Das Thema wurde damit aber auch öffentlich. Hinterbliebene begannen, Blumen und Fotos auf der Hochbrücke abzulegen – ein Tabuthema war plötzlich keines mehr. Vorwürfe wurden laut, die Stadt wolle das Thema herunterspielen. Und Vorschläge wurden diskutiert, eine Studie aus der schweizerischen Stadt Bern, die an ihren Aarebrücken dasselbe Problem hatte, dann Fangnetze anbringen ließ und damit die Zahl der Suizide stark verringerte. Eine solche Lösung für Rottweil jedoch barg eine Menge Probleme.
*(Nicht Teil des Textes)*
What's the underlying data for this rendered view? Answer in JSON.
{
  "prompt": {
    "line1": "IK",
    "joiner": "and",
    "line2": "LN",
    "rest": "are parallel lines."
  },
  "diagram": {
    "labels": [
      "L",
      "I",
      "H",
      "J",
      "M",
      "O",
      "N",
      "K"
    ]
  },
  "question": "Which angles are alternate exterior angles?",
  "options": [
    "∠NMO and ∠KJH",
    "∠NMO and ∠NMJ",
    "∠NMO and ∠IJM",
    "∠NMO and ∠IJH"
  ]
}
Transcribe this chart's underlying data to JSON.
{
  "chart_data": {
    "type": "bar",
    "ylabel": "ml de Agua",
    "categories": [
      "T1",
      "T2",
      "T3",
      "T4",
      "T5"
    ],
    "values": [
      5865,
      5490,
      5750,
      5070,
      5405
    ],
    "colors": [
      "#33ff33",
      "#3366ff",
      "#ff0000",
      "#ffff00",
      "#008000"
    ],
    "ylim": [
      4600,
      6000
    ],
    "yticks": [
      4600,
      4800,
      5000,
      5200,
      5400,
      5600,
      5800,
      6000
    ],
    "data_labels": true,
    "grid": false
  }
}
Die Pfeiler der Hochbrücke stammen aus dem 13. Jahrhundert, die Bögen wurden 1764 gebaut, in den 50er-Jahren des vergangenen Jahrhunderts wurde die denkmalgeschützte Brücke für den Autoverkehr verbreitert – man kannte die Statik nicht, musste sie erst aufwendig mit Bohrungen untersuchen. Dann das Eigentumsproblem: Die Brücke gehört dem Land, der Denkmalschutz hatte sowohl gegen Fangnetze etwas als auch gegen höhere Geländer. Außerdem würden Fangnetze die regelmäßigen Brücken-Überprüfungen erschweren, bei denen Fachleute sich von oben abseilen.

Zwölf Varianten wurden schließlich geprüft, darunter die Idee, die Netze an eigens errichteten Betonpfeilern aufzuhängen oder zwischen die Felswände zu hängen. Am Ende entschied man sich für eine Lösung, bei der die Fangnetze nun doch direkt an der Brücke befestigt sind.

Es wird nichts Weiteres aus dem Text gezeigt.